I’m in transition in between my office job and the Ranch, I’ve had to take a few days off to help my Parents get our calves ready to sell. This is a huge deal to us because this is our family’s one paycheck a year. Our very way of life depends on these calves. We are very, very, proud of our calf crop and work hard to market them the best we can.
Because we raise Angus cattle, we are members of the Angus Association this enables us to enroll in a program called AngusSource. This program is a value added marketing tool for us because it verifies the sires (Dads) of our cattle and where/where our calves were born. In addition the people working there are wonderful, so very helpful and knowledgeable! If you want to see what an online cattle sale looks like go here.
Since I am still working in town and the bunk house had some water damage from this winter I have to commute to the summer ranch. This means I get up before daylight and drive an hour and a half up a very curvy and scary road, work all day, then drive home so I can go to work the next day. It’s a lot of work and I am exhausted, but it’s also totally worth it to work on the Ranch!
I’ve been bringing my dog Hoot with me to Ranch work. She has been a pretty, pretty, princess dog up until this point. She really hasn’t taken a lot of interest in being a ranch dog. She would rather be loved on or skateboard with me. But since I am going to be working full-time on the Ranch, I decided she needed to learn. Luckily for me she agreed, and has decided she wants nothing more than to work cattle and be with me. When we are working she always has an eye on me and refuses to be without me (in fact she flat-out screams when she is separated). The old cowboy adage “if you get to thinking you’re a person of some influence, try ordering somebody else’s dog around” rings true with Hoot dog, she won’t even acknowledge my Dad when she is on the job.
Once we gather the calves from the field, we weigh them. We do this to make sure the weight we have in the sale catalogue is right. If our cattle don’t adhere to the weight we have them listed as, we will take a financial hit (NOT GOOD).
After the animals are weighed we ear tag them. An ear tag is basically a cow earring. It doesn’t hurt them and it is a great visual way to be able to identify them. We also use ear tags if we had a sick animal and had to give them antibiotics, that way we know not to sell them with our natural herd.

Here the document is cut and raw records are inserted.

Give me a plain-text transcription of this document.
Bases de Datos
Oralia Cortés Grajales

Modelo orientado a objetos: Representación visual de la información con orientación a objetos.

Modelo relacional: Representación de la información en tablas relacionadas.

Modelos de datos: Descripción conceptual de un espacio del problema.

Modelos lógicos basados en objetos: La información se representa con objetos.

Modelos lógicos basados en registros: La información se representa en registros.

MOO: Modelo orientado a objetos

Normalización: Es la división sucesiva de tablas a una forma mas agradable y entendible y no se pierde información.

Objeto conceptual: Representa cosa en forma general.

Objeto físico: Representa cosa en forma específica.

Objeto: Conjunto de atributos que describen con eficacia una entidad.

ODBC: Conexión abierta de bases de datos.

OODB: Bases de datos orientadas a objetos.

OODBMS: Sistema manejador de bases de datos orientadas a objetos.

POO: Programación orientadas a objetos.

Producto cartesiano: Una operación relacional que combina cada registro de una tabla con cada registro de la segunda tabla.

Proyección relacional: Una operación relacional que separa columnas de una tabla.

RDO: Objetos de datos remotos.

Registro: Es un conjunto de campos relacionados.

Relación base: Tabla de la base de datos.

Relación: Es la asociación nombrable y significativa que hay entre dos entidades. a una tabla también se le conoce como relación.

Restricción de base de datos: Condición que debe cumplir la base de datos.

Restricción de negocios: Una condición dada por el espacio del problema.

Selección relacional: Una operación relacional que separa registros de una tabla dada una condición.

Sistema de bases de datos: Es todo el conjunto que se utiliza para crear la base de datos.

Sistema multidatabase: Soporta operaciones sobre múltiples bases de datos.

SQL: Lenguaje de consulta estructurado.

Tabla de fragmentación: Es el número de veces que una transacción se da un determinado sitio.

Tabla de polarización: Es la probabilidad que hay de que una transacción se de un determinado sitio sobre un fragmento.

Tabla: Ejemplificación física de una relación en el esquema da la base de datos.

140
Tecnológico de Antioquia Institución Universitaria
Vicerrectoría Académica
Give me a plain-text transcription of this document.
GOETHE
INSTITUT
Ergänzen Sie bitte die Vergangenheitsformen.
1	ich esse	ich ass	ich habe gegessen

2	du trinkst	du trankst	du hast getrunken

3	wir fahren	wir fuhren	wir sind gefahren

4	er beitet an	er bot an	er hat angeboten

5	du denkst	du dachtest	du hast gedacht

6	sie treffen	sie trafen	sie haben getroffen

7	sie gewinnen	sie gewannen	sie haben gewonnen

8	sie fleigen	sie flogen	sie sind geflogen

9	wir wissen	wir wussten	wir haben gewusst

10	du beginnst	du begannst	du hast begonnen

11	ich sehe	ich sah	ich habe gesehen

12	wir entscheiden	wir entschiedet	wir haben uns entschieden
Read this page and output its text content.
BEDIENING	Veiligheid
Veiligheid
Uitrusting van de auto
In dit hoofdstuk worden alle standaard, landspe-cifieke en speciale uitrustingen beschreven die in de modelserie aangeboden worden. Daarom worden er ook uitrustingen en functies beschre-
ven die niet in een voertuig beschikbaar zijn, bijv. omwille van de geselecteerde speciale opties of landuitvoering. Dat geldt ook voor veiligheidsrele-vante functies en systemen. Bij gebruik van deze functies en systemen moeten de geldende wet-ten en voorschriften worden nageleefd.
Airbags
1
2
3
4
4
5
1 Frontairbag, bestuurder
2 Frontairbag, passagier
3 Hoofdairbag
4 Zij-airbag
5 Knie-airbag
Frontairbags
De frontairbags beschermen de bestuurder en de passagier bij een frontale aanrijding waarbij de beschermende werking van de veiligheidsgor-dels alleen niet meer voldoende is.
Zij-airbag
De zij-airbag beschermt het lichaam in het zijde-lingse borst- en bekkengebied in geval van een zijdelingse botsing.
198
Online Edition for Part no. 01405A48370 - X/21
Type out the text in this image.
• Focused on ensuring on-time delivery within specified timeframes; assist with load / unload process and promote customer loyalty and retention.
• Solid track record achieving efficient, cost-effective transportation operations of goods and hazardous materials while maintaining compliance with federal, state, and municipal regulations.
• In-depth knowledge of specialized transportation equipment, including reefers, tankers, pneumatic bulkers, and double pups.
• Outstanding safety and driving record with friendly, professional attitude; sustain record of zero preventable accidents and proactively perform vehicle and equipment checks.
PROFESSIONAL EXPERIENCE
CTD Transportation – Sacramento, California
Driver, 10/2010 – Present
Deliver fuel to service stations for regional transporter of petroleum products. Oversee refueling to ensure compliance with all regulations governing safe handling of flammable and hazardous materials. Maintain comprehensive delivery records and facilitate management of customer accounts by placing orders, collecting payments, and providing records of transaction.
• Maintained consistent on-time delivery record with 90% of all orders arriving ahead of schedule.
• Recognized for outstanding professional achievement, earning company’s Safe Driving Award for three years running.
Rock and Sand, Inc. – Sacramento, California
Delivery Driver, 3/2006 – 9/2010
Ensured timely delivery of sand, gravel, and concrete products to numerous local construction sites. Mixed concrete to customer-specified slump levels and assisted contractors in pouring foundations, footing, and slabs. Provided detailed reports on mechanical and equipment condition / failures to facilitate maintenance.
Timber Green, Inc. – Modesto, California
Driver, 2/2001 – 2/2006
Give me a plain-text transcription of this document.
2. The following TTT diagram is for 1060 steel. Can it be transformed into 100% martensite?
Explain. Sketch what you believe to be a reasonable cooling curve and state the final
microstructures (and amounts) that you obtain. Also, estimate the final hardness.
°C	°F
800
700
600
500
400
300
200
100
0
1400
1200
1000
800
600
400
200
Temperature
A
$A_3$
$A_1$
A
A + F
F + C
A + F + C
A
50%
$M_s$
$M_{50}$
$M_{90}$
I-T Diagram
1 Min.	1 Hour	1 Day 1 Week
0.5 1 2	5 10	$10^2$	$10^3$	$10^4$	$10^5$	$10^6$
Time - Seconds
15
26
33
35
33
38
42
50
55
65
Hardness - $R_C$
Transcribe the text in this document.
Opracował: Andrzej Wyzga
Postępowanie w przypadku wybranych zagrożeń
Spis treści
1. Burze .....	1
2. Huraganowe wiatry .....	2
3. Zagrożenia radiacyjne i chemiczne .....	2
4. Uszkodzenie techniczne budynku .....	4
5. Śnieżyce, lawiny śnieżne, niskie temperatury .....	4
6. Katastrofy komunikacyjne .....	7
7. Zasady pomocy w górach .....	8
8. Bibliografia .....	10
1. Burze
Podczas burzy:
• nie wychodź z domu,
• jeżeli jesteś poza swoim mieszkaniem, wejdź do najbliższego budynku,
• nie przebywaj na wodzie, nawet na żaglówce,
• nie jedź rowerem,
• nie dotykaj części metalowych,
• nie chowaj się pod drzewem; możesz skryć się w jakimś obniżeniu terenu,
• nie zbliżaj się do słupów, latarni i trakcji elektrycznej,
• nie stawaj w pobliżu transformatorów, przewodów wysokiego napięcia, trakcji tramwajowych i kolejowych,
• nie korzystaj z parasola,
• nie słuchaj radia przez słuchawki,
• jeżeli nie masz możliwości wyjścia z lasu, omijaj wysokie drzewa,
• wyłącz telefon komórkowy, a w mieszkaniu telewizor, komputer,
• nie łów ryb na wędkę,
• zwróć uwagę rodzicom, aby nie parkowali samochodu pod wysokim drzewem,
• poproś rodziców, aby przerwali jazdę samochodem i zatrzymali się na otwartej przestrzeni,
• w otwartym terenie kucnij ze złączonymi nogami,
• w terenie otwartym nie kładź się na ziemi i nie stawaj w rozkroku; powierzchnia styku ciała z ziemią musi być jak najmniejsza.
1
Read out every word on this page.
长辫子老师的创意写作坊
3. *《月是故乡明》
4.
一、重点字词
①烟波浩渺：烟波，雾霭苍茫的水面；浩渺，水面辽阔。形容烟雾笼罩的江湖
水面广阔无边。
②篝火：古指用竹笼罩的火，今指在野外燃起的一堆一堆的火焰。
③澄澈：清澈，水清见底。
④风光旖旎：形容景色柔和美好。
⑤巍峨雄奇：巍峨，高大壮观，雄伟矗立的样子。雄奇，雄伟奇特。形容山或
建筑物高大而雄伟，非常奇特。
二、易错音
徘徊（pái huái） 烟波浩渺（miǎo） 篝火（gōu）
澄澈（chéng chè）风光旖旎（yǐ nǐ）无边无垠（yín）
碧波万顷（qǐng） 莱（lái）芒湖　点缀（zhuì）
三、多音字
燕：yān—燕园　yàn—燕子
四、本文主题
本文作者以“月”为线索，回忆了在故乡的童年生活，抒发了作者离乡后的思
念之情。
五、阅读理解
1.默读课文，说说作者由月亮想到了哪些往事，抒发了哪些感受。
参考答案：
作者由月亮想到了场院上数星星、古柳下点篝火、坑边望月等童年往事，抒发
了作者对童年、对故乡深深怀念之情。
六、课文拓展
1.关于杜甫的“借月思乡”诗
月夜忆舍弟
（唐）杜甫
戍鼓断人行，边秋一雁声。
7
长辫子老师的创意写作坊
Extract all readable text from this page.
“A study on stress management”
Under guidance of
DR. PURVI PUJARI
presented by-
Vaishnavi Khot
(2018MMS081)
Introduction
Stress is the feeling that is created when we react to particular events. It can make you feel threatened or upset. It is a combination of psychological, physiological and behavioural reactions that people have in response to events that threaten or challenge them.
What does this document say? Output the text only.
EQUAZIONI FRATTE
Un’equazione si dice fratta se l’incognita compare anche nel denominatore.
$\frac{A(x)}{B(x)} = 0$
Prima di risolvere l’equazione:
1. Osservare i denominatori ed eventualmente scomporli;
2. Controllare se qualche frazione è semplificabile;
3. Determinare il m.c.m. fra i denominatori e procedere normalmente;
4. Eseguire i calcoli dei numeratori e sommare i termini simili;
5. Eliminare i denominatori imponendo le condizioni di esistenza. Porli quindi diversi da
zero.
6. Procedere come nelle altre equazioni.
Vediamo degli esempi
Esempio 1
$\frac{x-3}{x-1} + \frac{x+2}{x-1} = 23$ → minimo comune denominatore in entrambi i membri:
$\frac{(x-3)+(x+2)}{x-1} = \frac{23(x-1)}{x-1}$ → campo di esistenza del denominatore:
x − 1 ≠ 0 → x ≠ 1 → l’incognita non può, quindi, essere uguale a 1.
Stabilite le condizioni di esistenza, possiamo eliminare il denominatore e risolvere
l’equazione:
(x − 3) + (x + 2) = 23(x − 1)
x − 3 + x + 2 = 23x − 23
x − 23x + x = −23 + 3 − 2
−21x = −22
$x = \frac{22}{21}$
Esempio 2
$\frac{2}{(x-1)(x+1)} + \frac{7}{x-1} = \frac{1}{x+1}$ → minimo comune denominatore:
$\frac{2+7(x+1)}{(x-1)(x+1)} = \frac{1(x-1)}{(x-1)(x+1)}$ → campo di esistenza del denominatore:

Our new corral makes it almost too easy to work cattle, two or three people is all we really need now. It’s dreamy. Luckily we had some good help, thank you Travis for coming out to help! And MAJOR thank you to your wife, Rachel for making us lunch last week!
I owe my Mom BIG time for saving my butt with the locking my keys in the truck thing! If she wouldn’t have made some phone calls I would have had to drive my Dad’s big ass, not fun to drive truck, 2 hours to the valley and 2 hours back up to the mountains AND then drive my truck home. Talk about not fun!!! THANK YOU again Mom!
It feels so wonderful to be working on the Ranch again. I’m pretty sure this is going to be one of the best summers I’ve had in a while! Cows, horses, and hay! Bring it on!